The curator of the LindaLovelace.org website writes that she was “THE symbol of sexual revolution in the 1970s,” but that only seems true in the sense that profound ambiguity about the motivations of its female participants was inherent to that “revolution.” It’s certainly tempting to view Linda as an embodiment of victimhood, except that her narrative is too extreme and strange to seem like a meaningful window on oppression or exploitation more generally. It feels like a history that might productively be explored by multiple filmmakers, and indeed, there’s apparently another version of the material in the immediate pipeline (once intended to star Lindsay Lohan, whose current film The Canyons might be seen in part as an alternative treatment of the story). In the meantime, Lovelace (also available on demand) seldom feels entirely equal to the possibilities.
The co-directors, Rob Epstein and Jeffrey Friedman, do show some interest in the ambiguity of the historical record: the film starts by providing the closest available version to the fairy tale version of her story, eliminating or downplaying all hints of violence or coercion, before doubling back to fill in the gaps. It’s not a very successful strategy though: it could only possibly have worked, it seems to me, if any viewer were sufficiently naïve or uninformed to be duped by the evasions of the first section, and even if they were, what would be the point? And in any event, placing the film as a straightforward exercise in blowing away the tinsel (such as it is) to show the grime beneath doesn’t maximize its effectiveness as a social or political touchstone. Saddled with a leadenly conventional approach in all other respects, including a massively overly reticent approach to sexual matters in the circumstances, Lovelace fills time efficiently enough, but no more.
Images of domesticity
Seyfried’s performance is fairly bland, which might have worked in a different context, but here just feels, well, bland. Linda Barnard pointed out how the supporting cast is filled with actors who’ve either been involved in their own “sordid screen sexploits” or else carry some other relevant connotation – Sharon Stone (as her mother), Chloe Sevigny, Chris Noth, James Franco. Perhaps the intention was to suggest the broad scope of Lovelace’s ongoing relevance, but it feels more like one of those self-congratulatory jaunts where the slightest part has to be filled by a recognizable name.
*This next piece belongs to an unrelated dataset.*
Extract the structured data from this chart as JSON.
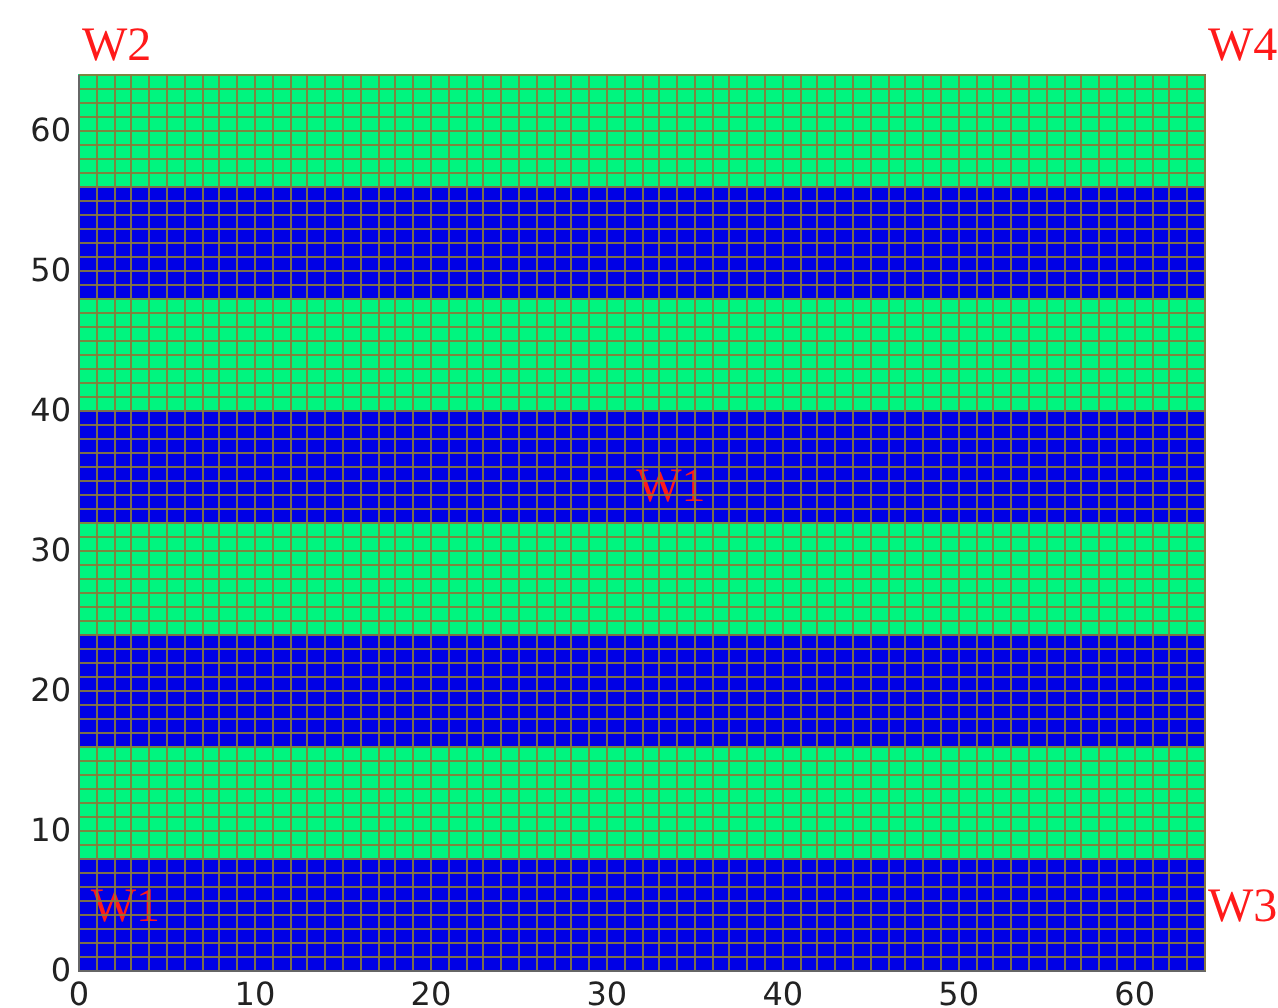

In particular, the filming of Deep Throat – with Bobby Cannavale and Hank Azaria as the creative powers – comes across as an absolute hoot, in as convivial and nurturing an environment as one imagines the Sesame Street set to be.
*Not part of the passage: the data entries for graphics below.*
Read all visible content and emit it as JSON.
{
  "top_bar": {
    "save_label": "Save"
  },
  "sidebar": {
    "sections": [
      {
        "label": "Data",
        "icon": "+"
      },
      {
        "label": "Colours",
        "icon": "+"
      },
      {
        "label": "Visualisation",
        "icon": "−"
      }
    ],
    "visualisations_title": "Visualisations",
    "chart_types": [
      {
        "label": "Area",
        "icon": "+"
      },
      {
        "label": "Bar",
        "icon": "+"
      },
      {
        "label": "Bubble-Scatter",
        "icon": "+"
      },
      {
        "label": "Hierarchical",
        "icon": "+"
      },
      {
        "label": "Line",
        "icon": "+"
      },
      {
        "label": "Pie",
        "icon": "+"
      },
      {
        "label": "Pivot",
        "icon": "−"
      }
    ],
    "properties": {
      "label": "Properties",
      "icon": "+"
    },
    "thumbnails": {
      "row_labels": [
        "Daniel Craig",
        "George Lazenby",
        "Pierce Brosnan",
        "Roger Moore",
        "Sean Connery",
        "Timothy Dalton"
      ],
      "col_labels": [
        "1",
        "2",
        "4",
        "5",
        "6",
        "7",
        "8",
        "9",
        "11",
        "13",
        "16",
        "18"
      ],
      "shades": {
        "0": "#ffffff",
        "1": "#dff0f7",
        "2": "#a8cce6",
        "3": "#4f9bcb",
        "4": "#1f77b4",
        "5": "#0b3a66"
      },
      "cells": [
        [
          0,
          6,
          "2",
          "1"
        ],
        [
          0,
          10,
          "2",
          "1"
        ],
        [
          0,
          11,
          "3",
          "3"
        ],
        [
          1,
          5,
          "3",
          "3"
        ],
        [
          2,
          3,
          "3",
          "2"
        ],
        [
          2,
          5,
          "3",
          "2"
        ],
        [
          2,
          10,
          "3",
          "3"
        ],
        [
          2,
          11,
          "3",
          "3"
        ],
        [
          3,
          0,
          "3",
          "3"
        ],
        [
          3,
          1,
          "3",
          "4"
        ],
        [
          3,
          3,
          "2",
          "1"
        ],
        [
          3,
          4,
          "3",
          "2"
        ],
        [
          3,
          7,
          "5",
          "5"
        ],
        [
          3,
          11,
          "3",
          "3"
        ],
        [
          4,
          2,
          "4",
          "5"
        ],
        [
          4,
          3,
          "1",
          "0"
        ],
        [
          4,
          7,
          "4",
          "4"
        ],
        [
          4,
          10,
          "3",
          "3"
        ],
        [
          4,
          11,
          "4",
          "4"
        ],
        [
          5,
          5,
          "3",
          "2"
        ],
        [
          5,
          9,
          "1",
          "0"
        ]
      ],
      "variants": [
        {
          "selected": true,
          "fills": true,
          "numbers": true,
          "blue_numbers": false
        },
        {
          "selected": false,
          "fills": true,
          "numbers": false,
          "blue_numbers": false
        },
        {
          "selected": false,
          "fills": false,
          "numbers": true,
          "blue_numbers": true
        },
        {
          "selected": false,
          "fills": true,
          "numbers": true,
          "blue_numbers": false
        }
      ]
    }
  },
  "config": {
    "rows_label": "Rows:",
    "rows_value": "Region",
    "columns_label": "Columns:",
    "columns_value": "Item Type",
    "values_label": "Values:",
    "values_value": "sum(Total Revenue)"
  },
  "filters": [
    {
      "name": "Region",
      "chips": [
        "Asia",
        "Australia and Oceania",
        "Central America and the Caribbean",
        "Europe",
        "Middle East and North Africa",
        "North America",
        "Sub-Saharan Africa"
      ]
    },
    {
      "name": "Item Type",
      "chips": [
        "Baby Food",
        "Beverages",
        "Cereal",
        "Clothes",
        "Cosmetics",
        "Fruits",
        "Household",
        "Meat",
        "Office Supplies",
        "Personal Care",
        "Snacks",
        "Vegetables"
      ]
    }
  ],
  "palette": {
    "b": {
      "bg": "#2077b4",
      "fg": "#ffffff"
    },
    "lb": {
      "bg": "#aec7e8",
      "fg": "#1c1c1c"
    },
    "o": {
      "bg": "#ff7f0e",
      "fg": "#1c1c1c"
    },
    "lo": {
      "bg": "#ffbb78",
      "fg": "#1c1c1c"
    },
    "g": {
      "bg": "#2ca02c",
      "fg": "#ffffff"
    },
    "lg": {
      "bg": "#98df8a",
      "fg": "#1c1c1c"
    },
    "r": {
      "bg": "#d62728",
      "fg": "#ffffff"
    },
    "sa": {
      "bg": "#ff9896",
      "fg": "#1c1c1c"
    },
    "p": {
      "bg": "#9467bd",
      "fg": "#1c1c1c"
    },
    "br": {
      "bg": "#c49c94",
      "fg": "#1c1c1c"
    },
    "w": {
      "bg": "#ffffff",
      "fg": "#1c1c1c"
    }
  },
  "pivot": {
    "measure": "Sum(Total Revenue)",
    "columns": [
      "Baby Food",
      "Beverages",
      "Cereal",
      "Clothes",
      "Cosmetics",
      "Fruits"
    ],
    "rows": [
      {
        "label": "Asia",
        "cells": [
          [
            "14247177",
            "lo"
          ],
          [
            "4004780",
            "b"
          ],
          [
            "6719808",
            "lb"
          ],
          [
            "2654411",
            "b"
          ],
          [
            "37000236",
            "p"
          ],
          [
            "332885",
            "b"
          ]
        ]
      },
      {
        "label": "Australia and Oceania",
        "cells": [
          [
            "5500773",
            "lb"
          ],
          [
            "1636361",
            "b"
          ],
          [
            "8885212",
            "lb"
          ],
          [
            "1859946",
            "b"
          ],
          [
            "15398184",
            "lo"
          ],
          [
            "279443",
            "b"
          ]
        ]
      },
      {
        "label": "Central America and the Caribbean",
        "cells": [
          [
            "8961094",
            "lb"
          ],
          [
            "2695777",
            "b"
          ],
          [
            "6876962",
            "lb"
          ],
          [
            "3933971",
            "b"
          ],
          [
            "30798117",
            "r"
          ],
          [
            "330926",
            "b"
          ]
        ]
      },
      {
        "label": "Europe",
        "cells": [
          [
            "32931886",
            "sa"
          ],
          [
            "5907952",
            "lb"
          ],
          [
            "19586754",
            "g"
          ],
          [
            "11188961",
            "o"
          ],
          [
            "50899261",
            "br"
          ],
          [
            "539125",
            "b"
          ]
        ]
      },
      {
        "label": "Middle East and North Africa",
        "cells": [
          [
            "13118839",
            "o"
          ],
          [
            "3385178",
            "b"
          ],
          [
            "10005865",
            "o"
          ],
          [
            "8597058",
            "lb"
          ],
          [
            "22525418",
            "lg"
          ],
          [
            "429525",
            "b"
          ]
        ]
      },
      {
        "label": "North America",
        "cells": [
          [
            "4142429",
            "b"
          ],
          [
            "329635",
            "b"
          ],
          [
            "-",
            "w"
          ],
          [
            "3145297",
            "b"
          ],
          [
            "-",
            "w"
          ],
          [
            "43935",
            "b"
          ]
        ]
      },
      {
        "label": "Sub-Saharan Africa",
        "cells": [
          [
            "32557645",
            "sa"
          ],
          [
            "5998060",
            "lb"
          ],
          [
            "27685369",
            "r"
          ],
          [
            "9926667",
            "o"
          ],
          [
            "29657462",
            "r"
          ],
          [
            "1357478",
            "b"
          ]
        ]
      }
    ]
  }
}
The film ends in the late seventies, sketching her initial steps to remake her image, briefly summarizing her contentment as a wife and mother and her reconciliation with her parents. In a TV interview, she says she only spent a total of seventeen days in the porn business, and asks why that should define her life - a fair question, but not one the film can seriously engage with, given how it expends the bulk of its own efforts on that same period and its immediate aftermath. And it’s no surprise that it presents its images of domesticity as entirely positive, with no acknowledgment that in the big scheme of things, more women have been wronged in kitchens, living rooms and bedrooms than on the sets of porn movies. Still, maybe Epstein and Friedman’s failure to grapple more effectively with the messy trajectory of Linda Boreman/Lovelace/Traynor/Marciano constitutes the film’s most meaningful statement about her, if it means she lived something beyond the easy grasp of Hollywood simplification.